The Little Awesome That Could!
July 25, 26, 27 2012
13th Annual Bisbee’s East Cape Offshore Tournament
262-Pound Record Breaking Tuna

It seems against the odds when a humble 30' cruiser, pitted against the biggest names and some of the biggest, fastest and often most daunting boats in the world of tournament fishing, ends up winning anything, let alone an East Cape Bisbee Tournament with a record setting 262 pound yellow fin tuna. But yesterday, with 61 boats competing for $461,690 during the last hour on the last day of the iconic three day tournament headquartered at the beautiful Hotel Buena Vista, 'Team Awesome' brought to the shore a stunning yellow fin tuna. All eyes were peeled for the fish that had been caught 35 miles south and just north of Gordo Banks after a 3 hour brutal battle to wrest the fish into the boat. They had to use a front end loader to bring it from the dock to the scales.
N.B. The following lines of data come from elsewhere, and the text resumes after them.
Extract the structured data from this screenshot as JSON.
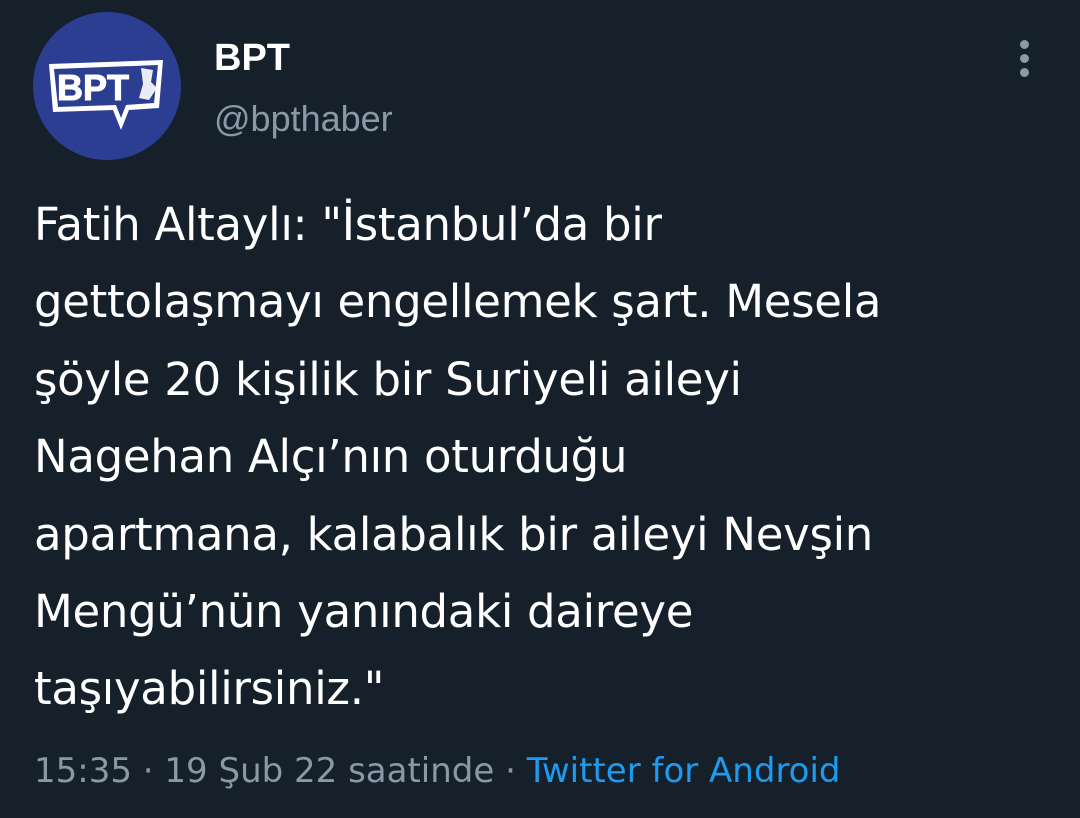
{
  "author": {
    "name": "BPT",
    "handle": "@bpthaber",
    "avatar_text": "BPT",
    "avatar_color": "#2b3e91"
  },
  "more_icon": "vertical-ellipsis-icon",
  "tweet": {
    "lines": [
      "Fatih Altaylı: \"İstanbul’da bir",
      "gettolaşmayı engellemek şart. Mesela",
      "şöyle 20 kişilik bir Suriyeli aileyi",
      "Nagehan Alçı’nın oturduğu",
      "apartmana, kalabalık bir aileyi Nevşin",
      "Mengü’nün yanındaki daireye",
      "taşıyabilirsiniz.\""
    ]
  },
  "meta": {
    "time": "15:35",
    "separator": " · ",
    "date": "19 Şub 22 saatinde",
    "source": "Twitter for Android"
  },
  "colors": {
    "background": "#15202b",
    "text": "#ffffff",
    "secondary": "#8b98a5",
    "link": "#1d9bf0"
  }
}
'Awesome' Captain Luis Duran Sandoval (50 years old from Los Barriles, Baja), accompanied by Captain Adan Rojas Ruiz (34 years old from Los Barriles, Baja), from sister boat ‘Too Awesome' acting as deckhand, along with Shaun Speer (60 years old from Los Barriles, Baja and Hailey, Idaho), Lucas Loynes  and Team Captain Mike Loynes (30 years old and 61 years old respectively, San Jose del Cabo, Baja and White Rock, British Columbia, Canada) were slow trolling live bait with two rods riding high in the rocket launchers off the bridge and strung on the outriggers, and getting nervous as the day's end was just a few hours away. Earlier Lucas Loynes caught and released a striped marlin; shortly after a hard fighting, 40# dorado and came in lit up like Disney on parade, was fought by Mike Loynes and brought onto the boat. Because they were competing only in the tournament’s Gamefish category, the question for Friday's three member team was: "Do we run back, weigh the dorado and then go back out fishing?" knowing that two days prior the winning dorado weighed 39 pounds. No! The game is still on, ice down the dorado, plug the gaff hole, and hope for another fish. And then BANG BANG BANG, the port side rod is hit and the outrigger launches with 16' of steel whipping, bending and snapping back and the outrigger rope is whacking and swinging and doing its best high wire act. The keys now are for Captain Luis to apply 30 years of skippering knowledge to manage the boat; Mate Adan to move fast, stay calm, don't tempt any of the 1000 things that can go wrong, and get the rod out of the rocket launcher; and, Shaun to safely receive the handoff to the deck so the fish fight can begin!

 HOLY COW - the common name for enormous tuna - there's one on the line and the rod is hard bent so far over the transom it’s nearly touching the water. The temperature is hot; the sun is hot; fighting is constant, strategic, wearing and after 30 minutes, Shaun hands off to Lucas; 30 more minutes and a  dousing of water, Lucas hands off to Mike. An hour and a half later, the team is rethinking strategy. The fish is clearly big, and clearly not coming to the surface. After stripping and filling the reel over and over, now time becomes a precious commodity. “Awesome” is nearly two hours away from the weigh station - at one point the team even considers cutting their losses and heading in with the potential day winning dorado. But NO WAY, they decide to take five minute spins and use all their fishing might on the reel to relentlessly tire the fish. Good strategy. They make head way, finally the reel fills and stops stripping out. Keeping in mind no one has seen the fish, it's any ones guess at its size. When it surfaces, the Captain's and fishermen go wild - and in their combined 45 years of fishing it is the biggest tuna Luis or Adan have ever caught. Now, to get it onto the swim platform will be a challenge; into the boat without a transom door, even more so. Three guys lifting, the fish doesn't budge from the platform. Two then three more heaves, nada. Luis is recruited from the bridge and four of them heave it into the boat. Then a cow sized tuna hits the deck and all hell breaks loose with grown men acting like four year olds on Christmas morning - jumping, yelling, high fives, knuckle bumps, and a bloody deck covered with disbelief. Lucas comes to his senses and reminds the group they still have to report to tournament control the fish is on the boat and as fast as possible run to the weight station.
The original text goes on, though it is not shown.